In conclusion, this is the first pediatric case genetically confirmed with MEN2A and APS-2 in KS. The present case and a literature review might support a recommendation for monitoring of the symptoms and laboratory findings of autoimmune destruction of multiple endocrine glands if MEN2 or pheochromocytoma is suspected. Further research is needed to elucidate the mechanism of the association of MEN2 and APS. In addition, we suggest monitoring of MEN2 or APS in patients with KS.

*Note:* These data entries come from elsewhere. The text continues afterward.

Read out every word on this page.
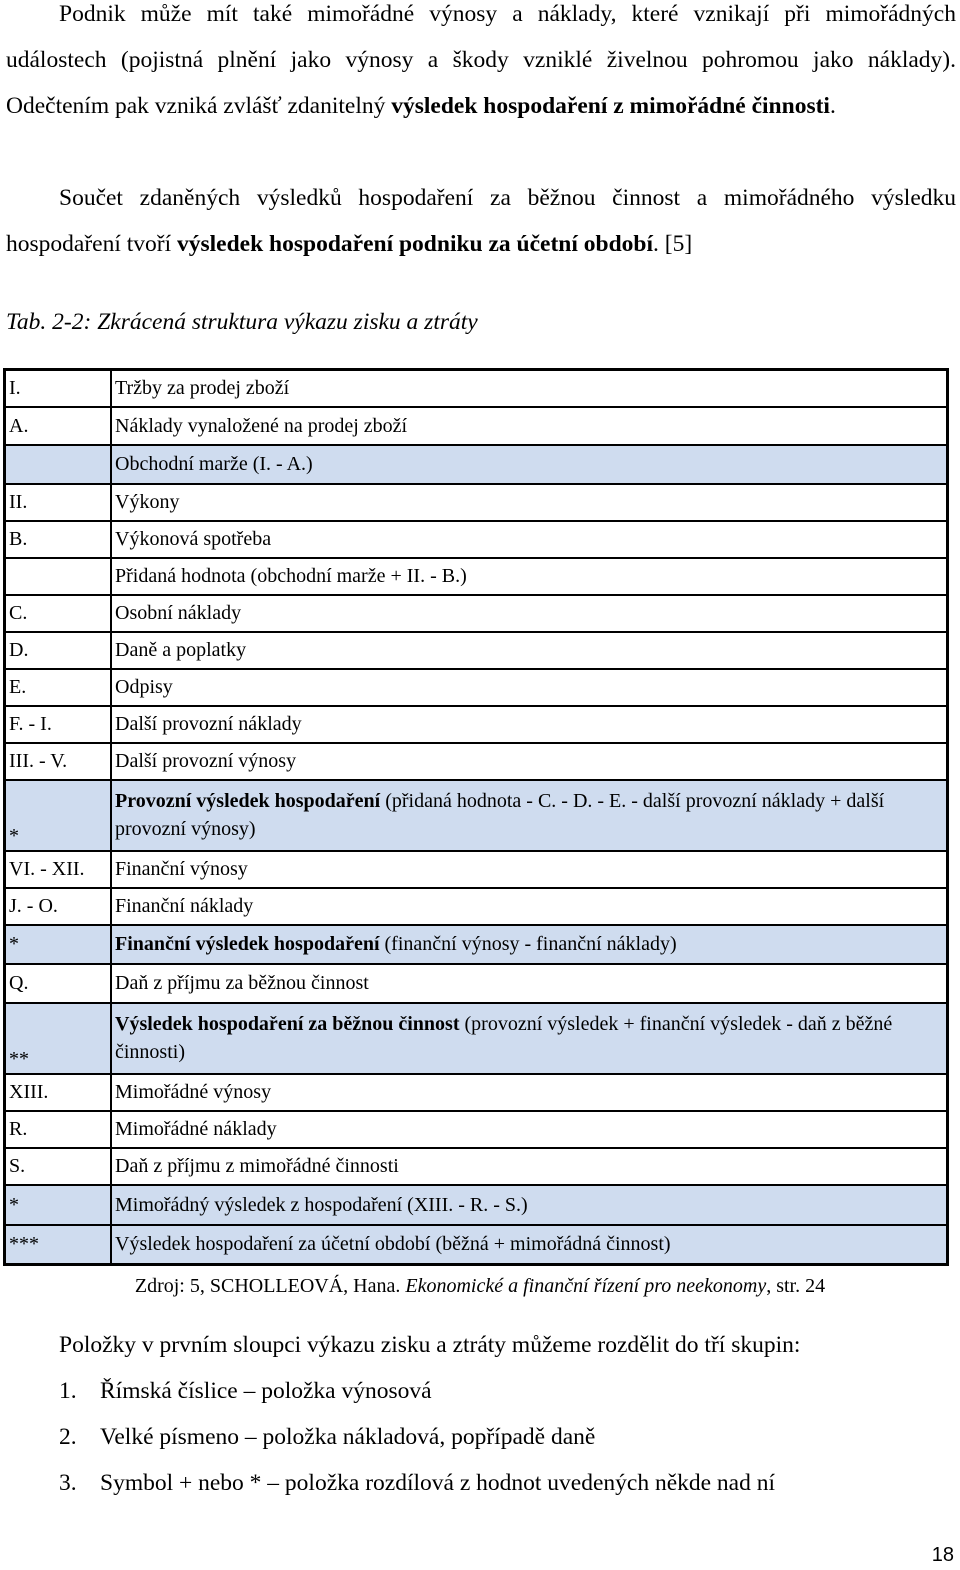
Podnik může mít také mimořádné výnosy a náklady, které vznikají při mimořádných událostech (pojistná plnění jako výnosy a škody vzniklé živelnou pohromou jako náklady). Odečtením pak vzniká zvlášť zdanitelný výsledek hospodaření z mimořádné činnosti.

Součet zdaněných výsledků hospodaření za běžnou činnost a mimořádného výsledku hospodaření tvoří výsledek hospodaření podniku za účetní období. [5]

Tab. 2-2: Zkrácená struktura výkazu zisku a ztráty
I.	Tržby za prodej zboží
A.	Náklady vynaložené na prodej zboží
	Obchodní marže (I. - A.)
II.	Výkony
B.	Výkonová spotřeba
	Přidaná hodnota (obchodní marže + II. - B.)
C.	Osobní náklady
D.	Daně a poplatky
E.	Odpisy
F. - I.	Další provozní náklady
III. - V.	Další provozní výnosy
*	Provozní výsledek hospodaření (přidaná hodnota - C. - D. - E. - další provozní náklady + další provozní výnosy)
VI. - XII.	Finanční výnosy
J. - O.	Finanční náklady
*	Finanční výsledek hospodaření (finanční výnosy - finanční náklady)
Q.	Daň z příjmu za běžnou činnost
**	Výsledek hospodaření za běžnou činnost (provozní výsledek + finanční výsledek - daň z běžné činnosti)
XIII.	Mimořádné výnosy
R.	Mimořádné náklady
S.	Daň z příjmu z mimořádné činnosti
*	Mimořádný výsledek z hospodaření (XIII. - R. - S.)
***	Výsledek hospodaření za účetní období (běžná + mimořádná činnost)
Zdroj: 5, SCHOLLEOVÁ, Hana. Ekonomické a finanční řízení pro neekonomy, str. 24
Položky v prvním sloupci výkazu zisku a ztráty můžeme rozdělit do tří skupin:
1. Římská číslice – položka výnosová
2. Velké písmeno – položka nákladová, popřípadě daně
3. Symbol + nebo * – položka rozdílová z hodnot uvedených někde nad ní
18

We thank the patient and his family and all the clinical and research laboratory staff. This study was supported by Samsung Medical Center Grants #2021R1G1A1092117 and #SMO1220351.
None of the authors have any potential conflicts of interest associated with this research.
Written informed consent was obtained from the patient and his parents. The Institutional Review Board at Samsung Medical Center approved this study (IRB file number: 2012-05-080).